Emma Tsurkov, a PhD candidate and director of sexual violence prevention for the Associated Students of Stanford University, said the controversial garden plaque is part of the university’s larger need to strengthen its response to sexual assault complaints.
Tsurkov said that if nothing else, the back-and-forth over the plaque and the interest in Miller’s case has spurred an increase in conversations about and action around sexual violence. In the spring, the university agreed to a study examining how often sexual assault occurs on campus and where it’s mostly likely to happen. The results are expected this month.
Michele Landis Dauber, a professor and advocate of Miller’s who led the campaign to recall Judge Aaron Persky — the jurist who handed Turner a six-month sentence in the case — urged Stanford to reform the garden space and referred to the nonexistent plaque as an erasure of any acknowledgment of what happened to Miller.

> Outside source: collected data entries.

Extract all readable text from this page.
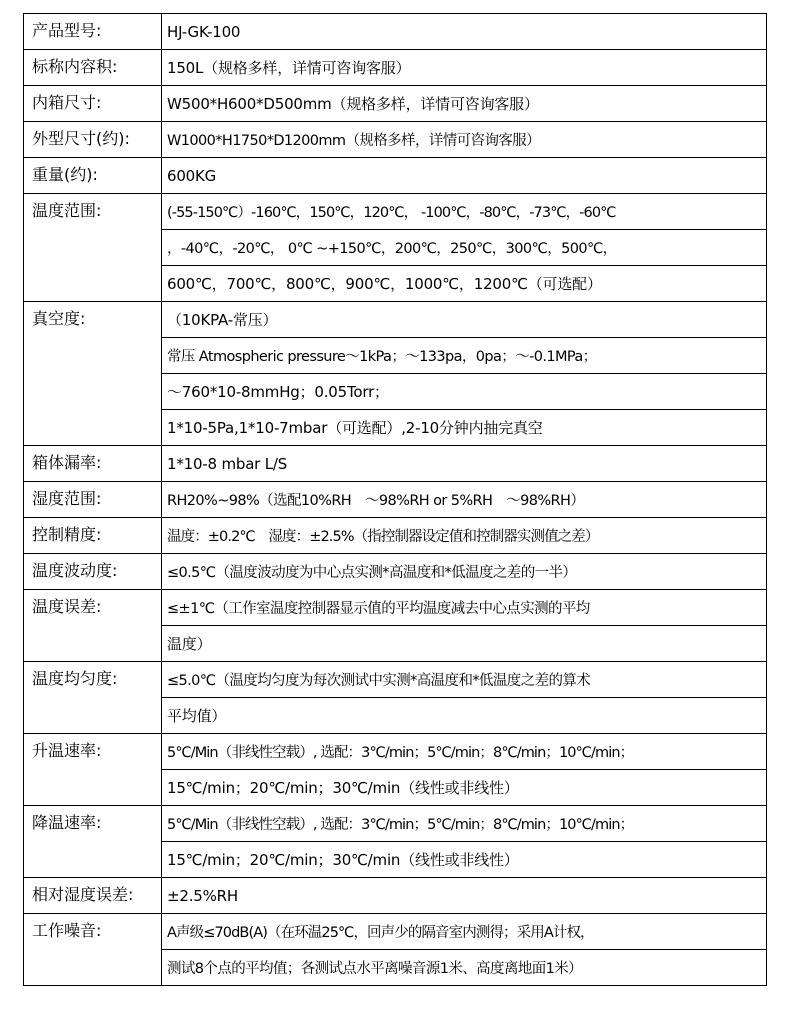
产品型号:	HJ-GK-100

标称内容积:	150L（规格多样，详情可咨询客服）

内箱尺寸:	W500*H600*D500mm（规格多样，详情可咨询客服）

外型尺寸(约):	W1000*H1750*D1200mm（规格多样，详情可咨询客服）

重量(约):	600KG

温度范围:	(-55-150℃）-160℃，150℃，120℃， -100℃，-80℃，-73℃，-60℃
	，-40℃，-20℃， 0℃ ~+150℃，200℃，250℃，300℃，500℃，
	600℃，700℃，800℃，900℃，1000℃，1200℃（可选配）

真空度:	（10KPA-常压）
	常压 Atmospheric pressure～1kPa；～133pa，0pa；～-0.1MPa；
	～760*10-8mmHg；0.05Torr；
	1*10-5Pa,1*10-7mbar（可选配）,2-10分钟内抽完真空

箱体漏率:	1*10-8 mbar L/S

湿度范围:	RH20%~98%（选配10%RH　～98%RH or 5%RH　～98%RH）

控制精度:	温度：±0.2℃　湿度：±2.5%（指控制器设定值和控制器实测值之差）

温度波动度:	≤0.5℃（温度波动度为中心点实测*高温度和*低温度之差的一半）

温度误差:	≤±1℃（工作室温度控制器显示值的平均温度减去中心点实测的平均
	温度）

温度均匀度:	≤5.0℃（温度均匀度为每次测试中实测*高温度和*低温度之差的算术
	平均值）

升温速率:	5℃/Min（非线性空载）, 选配：3℃/min；5℃/min；8℃/min；10℃/min；
	15℃/min；20℃/min；30℃/min（线性或非线性）

降温速率:	5℃/Min（非线性空载）, 选配：3℃/min；5℃/min；8℃/min；10℃/min；
	15℃/min；20℃/min；30℃/min（线性或非线性）

相对湿度误差:	±2.5%RH

工作噪音:	A声级≤70dB(A)（在环温25℃，回声少的隔音室内测得；采用A计权，
	测试8个点的平均值；各测试点水平离噪音源1米、高度离地面1米）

Dubious of the university’s “trigger” rationale for its rejection of Miller’s wording for the marker, she said that “There, There” — a book that details Native American genocide and includes a story about a woman who is raped — was one of three books that incoming freshmen were expected to read this year, without any warning.
“We mailed that to every freshman. There was no talk of a trigger warning,” she said.
Stanford professor David Palumbo-Liu is lobbying to get Miller’s memoir on the required reading list for next year’s incoming freshmen.
He’s received nearly 700 signatures in support of adding the book to the reading list, which a nominated faculty member oversees each year. Palumbo-Liu said the university has never shied away from offering students texts about violence, genocide and trauma and thinks the book could provide another avenue for acknowledgment of Miller’s attack. He said it should, however, not be a substitute for the garden plaque.
“The main issue is to get the plaque and for Stanford to fulfill its promise,” Palumbo-Liu said. “Institutions should be held to the same ethical standards as individuals.”
For now, campus visitors can read her chosen words, if only virtually.